Well if you are talking about time travel using a machine with dials that physically transports you to another date…then no. But if you’re talking about stepping back into history while traveling then I would say yes. One of the reasons I love to travel is the ability to see firsthand the historical sites I have always read about. As I reflect back on my travels I realize this is something that was instilled in me at a young age. From a great teacher that brought History to life to vacations I took as a kid.
Today I see the throngs of tourists snap photos of famous landmarks and wonder if they really realize what took place at some of these locations. I find myself looking at places with an eye to history and events that occurred a long time ago.
The Tower of London is a major tourist venue with the Crown jewels being the star attraction hosting tourists from the world over to gaze upon some of the most beautiful jewels in existence. When I saw them my mind went back to the kings of old and I found the most interesting items to be those from when the Empire was governed by the great kings I had read about in history books. Far more than the jewels I was fascinated by the facts of the Tower itself.
The Tower, founded in 1066 is actually a castle fortress structure with the name being derived from the White Tower built in 1078 by William the Conqueror. Used at various times as a royal residence, prison, armory and Royal Mint.
Some of the more famous prisoners held there included William Wallace, yeah the one from the movie Brave Heart for you non History types. There were Kings and Queens held there along with a high ranking Nazi during World War 2. A list can be found here.
I find myself looking at places a little differently when I think of what occurred in the very spot I am standing in. Fort Santiago in Manila is a prominent landmark in the city and a favorite destination of people wanting to look at old shops in the area and visit the manicured gardens. When I visited the Fort all I could think of was what the various people went through that had been there before me.
Originally started in the 1500’s the fort was completed in the 1700’s along with the walled city of Intramuros. Still standing are the fort and the walls around Intramuros with dramatic views as you look out over where cannon once stood guard awaiting an invasion. Fort Santiago was founded by the Spanish and was used as a fort, dungeon and military headquarters. The most famous prisoner to have been incarcerated there was Jose Rizal, the national hero of the Philippines. Rizal was imprisoned and after being convicted of rebellion, conspiracy and sedition resulting from the revolution, he was executed in 1896. The footsteps where he was marched to his execution are laid out inside the Fort along with the cell where he spent most of his time. The fort was also used as a US Military headquarters during World War 2 and subsequently became a prison for US soldiers when the Japanese invaded the islands.
Years ago in Germany I stopped at a Castle for a quick tour. This was no ornate castle with gold gilded furniture and expensive paintings. This castle was occupied by the current owners and their two small children, who lived in a small portion of the castle. They allowed people to come in and look around the part they were not living in. Built in the 900’s, this was a true Medieval Castle with no frills.
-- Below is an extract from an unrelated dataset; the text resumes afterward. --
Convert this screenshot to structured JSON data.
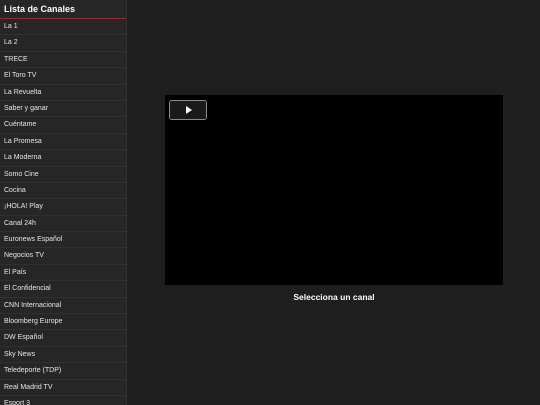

One room had bunk beds that were small by today’s standards and stacked four high. We were told the room, roughly 1.5 sq meters, housed up to 40 soldiers. One room was about the same size and had a portion on the floor removed with a rope leading down. The castle owner told of how his predecessors used the room to punish tax evaders. Failure to pay taxes could result in being thrown in the hole for up to 30 days and given a little water and bread. If you had the strength to climb the rope at the end of your sentence you were free to go otherwise stay there. The entire tour I kept imagining what it must have been like to live during that time. No light except candles and fires, bitter cold in the winter, unsanitary by today’s standards, cramped crowded and dangerous. Every day was an exercise in staying alive, not thinking about work, traffic, retirement funds, vacations or anything, just trying to survive.
The next time you travel to that famous landmark put yourself back in time and think what it would have been like. What was it like to be a revolutionary in Boston, trying to form a new country, where the British considered you a terrorist? What was it like to live the life of a gladiator in Rome, knowing you were there to perform for someone’s pleasure and having to learn to fight and kill just to survive another week of imprisonment? What would you feel like being a young man in any of a hundred places thousands of years ago and part of an army of thousands facing another army of thousands knowing you had to rush forward with nothing but a club or sword and at the end have thousands lying dead on the battlefield?